HARD ON THE HEELS of a playoff loss, the New York Yankees have suffered a more personal one: the death, via small-engine plane, of pitcher Cory Lidle. I don't normally follow baseball in general or the Yanks in particular, but the mode of his passing — his plane flew into the side of an Upper East Side condo tower — definitely got my attention. Only later in the workday did the identity of one of its passengers emerge.
Let's back up to this afternoon. My immediate supervisor got a call from her mother, who told her a plane had flown into a building. Said boss transmitted that fact, sans specifics, to the other three designers in our group. This may have been all her mother knew at the time. Even so, she might have checked the Web for a couple of details before passing this fact straight along. (She is also the type to forward Net glurge before checking with urban legend site Snopes.com.)
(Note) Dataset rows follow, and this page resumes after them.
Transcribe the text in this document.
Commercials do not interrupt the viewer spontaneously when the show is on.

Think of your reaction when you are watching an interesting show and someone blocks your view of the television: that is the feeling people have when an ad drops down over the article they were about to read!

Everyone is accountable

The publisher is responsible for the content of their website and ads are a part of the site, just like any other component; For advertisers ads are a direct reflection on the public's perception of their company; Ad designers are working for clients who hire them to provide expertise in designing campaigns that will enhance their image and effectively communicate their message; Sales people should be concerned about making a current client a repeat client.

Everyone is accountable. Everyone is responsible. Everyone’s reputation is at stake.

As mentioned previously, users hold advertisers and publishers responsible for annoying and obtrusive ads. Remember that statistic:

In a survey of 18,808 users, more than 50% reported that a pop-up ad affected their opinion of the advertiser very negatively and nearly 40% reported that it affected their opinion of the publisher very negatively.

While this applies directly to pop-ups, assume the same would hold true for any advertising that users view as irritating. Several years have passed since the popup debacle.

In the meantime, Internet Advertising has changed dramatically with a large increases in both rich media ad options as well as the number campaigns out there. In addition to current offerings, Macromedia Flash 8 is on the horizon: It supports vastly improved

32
So with a detached-sounding "Hmmmm . . . ," I hit up CNN's site to see what the facts were. As it slowly loaded (clearly mine was not the only inquiring mind), my boss said if we didn't feel safe staying at the office, we could go. This I needed to hear. So when I got the capsule summary of the breaking story — small plane, residential building, UES — I relaxed, and quickly let the group know that this was a limited, accident-related event and not an apparent terror attack. "Unless," I added, "the plane was brimming with anthrax."
At this stage, all we knew was that there had been a crash, with no details on victims. It was only at 5:00 or so, as I was leaving, when I heard one guy a few cubes away say, "A Yankee?!" I thought maybe one of the Bombers owned a condo in the building, and perhaps by extreme chance his was hit. Not so. Upon loading ESPN.com, however, I saw the first sketchy details of the story.
As I said, I don't follow baseball, so I didn't really know Cory Lidle. Was this just a terrible accident, or a deliberate crash on the part of a disturbed player whose team got washed out of the playoffs? Upon returning home, I consulted the mighty Felix as to what he knew of Lidle, aside from his being a recent acquisition from the Phillies. He said he had heard nothing to suggest that Lidle was the pinstripe equivalent of Terrell Owens. By this point, the news radio stations were both going nonstop on Lidle and the accident. At this point it does simply seem like a sad misadventure on the part of an enthusiastic, safety-aware amateur pilot.
One fact that emerged from the radio reports was that Lidle was a member of the Yankees chess club. Who knew they had such a thing? With the swollen egos on that team, I would not have imagined some of the players might devote themselves to such a slow-paced, intellectual exercise. Lidle was reported to find it calming to play a game or two before trotting out onto the diamond. I had a childhood interest in chess that, although it never developed into any sort of adult skill, did leave me with an appreciation of those who play.
I'm sure I'll get a little stuffed full of the coverage over the next couple of days. To be sure, all due respect to his survivors (including a son that just turned 6), I'm truly happy it wasn't as dire as my boss's mom had made it sound. It still represents a very tragic coda to a season that, in the end, fell well short of expectations. Hopefully the Yankees will be inspired to play with even more heart when spring training is over and they return to the Bronx, minus their fallen teammate.